Today, though, I can honestly say that I feel much, much better. Sure, I still get stressed, and I still know situations that may drive increased anxiety to consider avoiding or navigating a specific way if I can. That said, I’m so glad I better understand what was causing the anxiety. Like many others out there, the way my body handles serotonin caused much of my anxiety which led to the constant physical side effects that were so much fun to live with for all those years.

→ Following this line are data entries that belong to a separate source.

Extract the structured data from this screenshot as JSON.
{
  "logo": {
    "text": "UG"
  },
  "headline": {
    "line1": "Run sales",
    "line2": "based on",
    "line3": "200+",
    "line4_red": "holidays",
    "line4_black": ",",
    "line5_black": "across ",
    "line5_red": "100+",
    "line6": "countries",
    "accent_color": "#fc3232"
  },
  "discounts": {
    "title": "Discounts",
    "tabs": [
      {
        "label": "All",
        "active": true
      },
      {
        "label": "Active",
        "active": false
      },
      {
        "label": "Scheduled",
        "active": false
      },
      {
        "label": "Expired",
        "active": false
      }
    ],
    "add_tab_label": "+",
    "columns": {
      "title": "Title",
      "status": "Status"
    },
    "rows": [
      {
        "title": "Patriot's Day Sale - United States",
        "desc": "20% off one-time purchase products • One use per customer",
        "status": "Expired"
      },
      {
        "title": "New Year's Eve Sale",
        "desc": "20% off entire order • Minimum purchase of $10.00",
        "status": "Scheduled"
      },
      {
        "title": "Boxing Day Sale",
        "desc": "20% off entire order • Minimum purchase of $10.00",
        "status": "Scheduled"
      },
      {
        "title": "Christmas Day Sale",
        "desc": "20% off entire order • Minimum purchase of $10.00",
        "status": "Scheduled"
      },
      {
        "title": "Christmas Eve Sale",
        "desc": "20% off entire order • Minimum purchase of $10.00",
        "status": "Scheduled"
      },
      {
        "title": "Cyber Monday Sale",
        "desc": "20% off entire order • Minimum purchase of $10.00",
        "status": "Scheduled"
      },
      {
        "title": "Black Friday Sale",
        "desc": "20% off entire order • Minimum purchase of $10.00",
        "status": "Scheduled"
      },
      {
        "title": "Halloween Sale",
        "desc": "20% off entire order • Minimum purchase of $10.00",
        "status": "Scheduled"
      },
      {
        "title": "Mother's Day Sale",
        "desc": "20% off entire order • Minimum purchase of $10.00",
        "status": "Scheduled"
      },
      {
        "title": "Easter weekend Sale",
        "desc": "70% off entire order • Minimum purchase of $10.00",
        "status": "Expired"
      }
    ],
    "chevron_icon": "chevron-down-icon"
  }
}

I want to thank those friends out there that opened-up as well about anxiety: THANK YOU. A ton of people deal with this, and yet in large part it’s sort of lumped-in with depression and swept under the rug as being something only emotional or psychological in nature so I don’t often hear others talk about it. As it turns out, anxiety can be all in your head, though, and in my case could be treated successfully, thankfully. As a result, the irrational fears, negative thoughts, and subsequent impact on my health and social well being has been much improved. I would encourage anyone reading this to know a couple of things: you’re not alone, and you don’t need to feel weak if you’re not able to get better on your own. I’m in pretty good health all things considered, and if living with anxiety is the only thing I have to deal with medically for some time then I count myself pretty lucky because there is help available.

So, I sincerely hope this helps anyone struggling with anxiety, anyone who is a friend of someone who does, and to those others out there that have found some relief as well. I hope you all have many happy, healthy years ahead of you! Anxiety might not ever completely go away, but it can get better.